"What an amusing person you are!" she said. "I've had hard work holding in all this time while you were torturing your mind and twisting the honest English language out of shape and meaning. I knew I should have to laugh sooner or later."
"What is the meaning of this?" he demanded. "Is it a joke?"
"Indeed it is," she declared, laughing afresh, "and the best I've ever enjoyed. Wasn't it funny, Poleon"—she turned gayly to the Frenchman, but he stood like one petrified—"to see him debating coolly whether he cared for me enough to face the world with me, and trying to explain to you that he was too good to marry a squaw? Oh, you were very gentlemanly about it, sir, and you wouldn't have hurt my feelings for the world!"
"Necia!"
"That's your Dixie chivalry, I suppose. Well, I've played with you long enough, Lieutenant Burrell, I'm tired of the game, and you interest me no longer."
"You—you—say you've been playing with me!" stammered the man. The bottom of things seemed suddenly to slide from under him; he was like one sinking in some hideous quagmire. He felt as if he were choking.
"Why, of course," she cried, scornfully, "just as you took me up for amusement. You were such a fine, well-dressed, immaculate mound of conceit that I couldn't resist the temptation, and you hid your condescension so poorly that I thought you ought to be taken down a peg.

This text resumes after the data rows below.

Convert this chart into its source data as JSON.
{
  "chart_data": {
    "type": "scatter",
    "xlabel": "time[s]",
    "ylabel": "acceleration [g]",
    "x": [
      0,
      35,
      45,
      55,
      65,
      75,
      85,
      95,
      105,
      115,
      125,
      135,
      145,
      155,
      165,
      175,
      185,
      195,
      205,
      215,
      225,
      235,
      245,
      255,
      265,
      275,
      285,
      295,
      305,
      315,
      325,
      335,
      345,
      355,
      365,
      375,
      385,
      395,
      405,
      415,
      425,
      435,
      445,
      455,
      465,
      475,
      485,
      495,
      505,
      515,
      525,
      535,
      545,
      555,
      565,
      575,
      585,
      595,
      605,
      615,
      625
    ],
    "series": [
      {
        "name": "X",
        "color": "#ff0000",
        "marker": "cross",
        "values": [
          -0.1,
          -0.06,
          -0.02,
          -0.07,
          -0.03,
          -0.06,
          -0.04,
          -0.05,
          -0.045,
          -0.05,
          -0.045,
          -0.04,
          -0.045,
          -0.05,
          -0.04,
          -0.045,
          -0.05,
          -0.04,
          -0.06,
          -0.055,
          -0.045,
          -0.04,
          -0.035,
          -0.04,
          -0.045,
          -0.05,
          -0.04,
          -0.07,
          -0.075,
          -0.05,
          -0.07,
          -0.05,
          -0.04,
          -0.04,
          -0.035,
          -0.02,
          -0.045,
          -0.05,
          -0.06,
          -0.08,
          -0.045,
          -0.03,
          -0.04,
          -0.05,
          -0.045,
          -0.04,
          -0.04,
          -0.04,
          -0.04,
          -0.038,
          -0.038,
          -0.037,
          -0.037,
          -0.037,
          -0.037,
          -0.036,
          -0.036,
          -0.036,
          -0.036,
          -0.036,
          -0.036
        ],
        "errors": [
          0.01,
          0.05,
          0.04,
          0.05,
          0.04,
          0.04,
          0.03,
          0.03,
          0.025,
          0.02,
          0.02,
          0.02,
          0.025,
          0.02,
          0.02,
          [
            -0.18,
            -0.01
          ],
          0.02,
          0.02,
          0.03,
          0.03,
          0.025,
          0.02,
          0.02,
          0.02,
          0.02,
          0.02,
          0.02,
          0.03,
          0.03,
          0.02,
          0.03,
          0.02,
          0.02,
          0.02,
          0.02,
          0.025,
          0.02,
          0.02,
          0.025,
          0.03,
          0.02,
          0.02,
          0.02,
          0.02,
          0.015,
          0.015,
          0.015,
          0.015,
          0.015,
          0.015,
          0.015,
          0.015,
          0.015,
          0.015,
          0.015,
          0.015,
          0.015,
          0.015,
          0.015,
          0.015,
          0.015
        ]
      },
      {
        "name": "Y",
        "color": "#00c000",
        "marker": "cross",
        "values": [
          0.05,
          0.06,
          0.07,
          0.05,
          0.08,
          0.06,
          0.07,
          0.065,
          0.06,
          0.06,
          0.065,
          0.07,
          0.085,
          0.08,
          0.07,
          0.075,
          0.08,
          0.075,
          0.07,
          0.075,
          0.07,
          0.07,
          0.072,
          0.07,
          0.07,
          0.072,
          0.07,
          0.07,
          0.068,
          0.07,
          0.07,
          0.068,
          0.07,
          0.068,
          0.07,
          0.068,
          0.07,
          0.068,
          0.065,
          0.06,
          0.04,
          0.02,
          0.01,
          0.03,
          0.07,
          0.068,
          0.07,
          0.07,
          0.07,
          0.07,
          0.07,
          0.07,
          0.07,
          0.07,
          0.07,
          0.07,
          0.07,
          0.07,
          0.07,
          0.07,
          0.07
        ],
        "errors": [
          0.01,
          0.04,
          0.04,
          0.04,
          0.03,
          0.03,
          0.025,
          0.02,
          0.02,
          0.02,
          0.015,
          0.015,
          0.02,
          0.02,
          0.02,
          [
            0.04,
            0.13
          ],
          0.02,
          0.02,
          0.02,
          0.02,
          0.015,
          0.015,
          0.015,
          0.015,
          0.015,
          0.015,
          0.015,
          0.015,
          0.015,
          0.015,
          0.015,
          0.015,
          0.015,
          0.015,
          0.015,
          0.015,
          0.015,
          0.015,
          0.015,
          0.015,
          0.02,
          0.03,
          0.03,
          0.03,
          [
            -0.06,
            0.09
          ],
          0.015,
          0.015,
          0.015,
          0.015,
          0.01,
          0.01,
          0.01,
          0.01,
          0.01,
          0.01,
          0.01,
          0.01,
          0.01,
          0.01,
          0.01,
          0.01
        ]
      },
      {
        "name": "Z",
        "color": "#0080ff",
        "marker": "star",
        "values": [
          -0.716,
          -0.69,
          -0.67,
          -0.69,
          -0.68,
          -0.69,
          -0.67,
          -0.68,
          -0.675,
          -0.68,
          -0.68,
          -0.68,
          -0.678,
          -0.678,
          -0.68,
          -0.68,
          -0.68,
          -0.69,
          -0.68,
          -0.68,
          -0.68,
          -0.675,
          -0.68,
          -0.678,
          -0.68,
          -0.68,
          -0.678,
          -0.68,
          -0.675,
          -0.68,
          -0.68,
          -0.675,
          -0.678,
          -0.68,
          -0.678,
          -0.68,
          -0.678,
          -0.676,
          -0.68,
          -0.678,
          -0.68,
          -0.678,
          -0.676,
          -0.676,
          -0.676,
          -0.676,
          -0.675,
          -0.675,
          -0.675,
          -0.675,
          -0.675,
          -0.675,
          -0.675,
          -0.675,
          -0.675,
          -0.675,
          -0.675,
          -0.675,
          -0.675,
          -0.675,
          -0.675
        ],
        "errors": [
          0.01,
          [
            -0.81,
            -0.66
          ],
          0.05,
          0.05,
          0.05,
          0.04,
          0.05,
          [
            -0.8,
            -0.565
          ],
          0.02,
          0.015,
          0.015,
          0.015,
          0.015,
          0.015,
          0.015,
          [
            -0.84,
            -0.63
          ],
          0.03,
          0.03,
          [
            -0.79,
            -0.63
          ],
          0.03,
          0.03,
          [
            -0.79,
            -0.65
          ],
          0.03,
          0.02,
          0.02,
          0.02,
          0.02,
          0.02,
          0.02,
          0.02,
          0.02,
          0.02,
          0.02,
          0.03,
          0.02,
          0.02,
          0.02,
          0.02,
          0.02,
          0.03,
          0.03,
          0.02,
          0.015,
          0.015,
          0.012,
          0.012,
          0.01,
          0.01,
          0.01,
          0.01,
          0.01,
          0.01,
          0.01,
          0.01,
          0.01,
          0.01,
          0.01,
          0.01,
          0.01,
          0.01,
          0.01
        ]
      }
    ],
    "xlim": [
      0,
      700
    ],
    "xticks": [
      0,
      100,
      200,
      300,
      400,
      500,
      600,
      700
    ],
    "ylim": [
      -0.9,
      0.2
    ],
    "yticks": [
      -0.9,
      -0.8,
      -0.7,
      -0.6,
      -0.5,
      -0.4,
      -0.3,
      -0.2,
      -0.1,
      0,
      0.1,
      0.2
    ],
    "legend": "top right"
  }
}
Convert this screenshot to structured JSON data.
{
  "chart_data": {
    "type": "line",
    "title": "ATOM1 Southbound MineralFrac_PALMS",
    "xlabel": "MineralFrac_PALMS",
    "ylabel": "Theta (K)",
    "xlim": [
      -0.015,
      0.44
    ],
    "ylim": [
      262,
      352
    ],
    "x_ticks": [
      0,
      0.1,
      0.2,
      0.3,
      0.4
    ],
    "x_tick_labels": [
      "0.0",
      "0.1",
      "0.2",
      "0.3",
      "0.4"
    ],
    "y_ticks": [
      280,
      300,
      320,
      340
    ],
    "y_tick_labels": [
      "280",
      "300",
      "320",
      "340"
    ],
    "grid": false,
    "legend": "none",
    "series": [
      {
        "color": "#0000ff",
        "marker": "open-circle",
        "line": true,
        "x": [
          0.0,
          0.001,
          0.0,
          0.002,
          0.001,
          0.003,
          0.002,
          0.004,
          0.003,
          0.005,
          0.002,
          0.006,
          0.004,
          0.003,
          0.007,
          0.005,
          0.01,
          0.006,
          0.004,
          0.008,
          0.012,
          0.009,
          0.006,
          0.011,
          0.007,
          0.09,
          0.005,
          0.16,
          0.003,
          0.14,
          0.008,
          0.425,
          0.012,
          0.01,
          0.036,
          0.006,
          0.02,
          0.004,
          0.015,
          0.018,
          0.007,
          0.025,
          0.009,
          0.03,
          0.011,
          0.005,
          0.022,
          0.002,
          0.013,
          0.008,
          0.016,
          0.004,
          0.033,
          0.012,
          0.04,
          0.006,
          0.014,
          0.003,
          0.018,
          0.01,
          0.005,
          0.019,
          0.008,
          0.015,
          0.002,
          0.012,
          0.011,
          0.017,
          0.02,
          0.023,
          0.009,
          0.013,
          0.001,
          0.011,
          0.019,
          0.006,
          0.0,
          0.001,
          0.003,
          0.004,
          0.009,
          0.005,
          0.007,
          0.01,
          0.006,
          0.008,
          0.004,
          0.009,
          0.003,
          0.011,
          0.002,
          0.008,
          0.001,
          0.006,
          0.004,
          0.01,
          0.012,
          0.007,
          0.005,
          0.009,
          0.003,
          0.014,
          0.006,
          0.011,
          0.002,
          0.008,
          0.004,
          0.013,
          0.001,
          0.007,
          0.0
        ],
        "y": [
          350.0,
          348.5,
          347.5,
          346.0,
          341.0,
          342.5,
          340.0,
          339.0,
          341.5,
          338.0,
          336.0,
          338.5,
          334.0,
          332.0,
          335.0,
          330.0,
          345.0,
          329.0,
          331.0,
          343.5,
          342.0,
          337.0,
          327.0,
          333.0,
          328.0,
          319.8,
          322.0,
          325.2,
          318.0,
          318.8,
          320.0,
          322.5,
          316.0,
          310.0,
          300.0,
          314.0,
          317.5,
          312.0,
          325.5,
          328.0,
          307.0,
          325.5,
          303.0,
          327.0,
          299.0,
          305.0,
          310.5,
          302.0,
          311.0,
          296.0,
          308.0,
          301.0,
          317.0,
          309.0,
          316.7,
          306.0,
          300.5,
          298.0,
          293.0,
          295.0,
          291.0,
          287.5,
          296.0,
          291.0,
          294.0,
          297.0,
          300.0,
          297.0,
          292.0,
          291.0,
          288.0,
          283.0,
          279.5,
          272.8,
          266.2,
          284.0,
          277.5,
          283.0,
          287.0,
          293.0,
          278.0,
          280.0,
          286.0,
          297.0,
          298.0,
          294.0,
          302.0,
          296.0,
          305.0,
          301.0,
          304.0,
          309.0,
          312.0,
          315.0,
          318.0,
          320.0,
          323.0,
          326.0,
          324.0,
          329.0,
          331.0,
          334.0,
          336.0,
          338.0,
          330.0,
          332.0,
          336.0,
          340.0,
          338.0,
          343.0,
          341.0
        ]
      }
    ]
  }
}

I knew I was a squaw, but I wanted to see if I were not like other women, after all, and if you were not like other men." She was talking rapidly now, almost shrilly, for she had never attempted to act before, while he stood dazed and speechless, fumbling at his throat while she railed at him. "You needn't waste time debating whether I'm good enough for you, because I'm not—decidedly, I'm not your kind, and you are a joke to me."
He uttered an inarticulate cry, but she ran on unheeding, her eyes wide and glowing like coals, her lips chalk-white. "You see, it's time I stopped such foolishness, anyhow, for I'm to be married on Sunday."
"You are going to be married?" he muttered, laboriously.
"Yes, to Poleon. Why, that's been understood for years."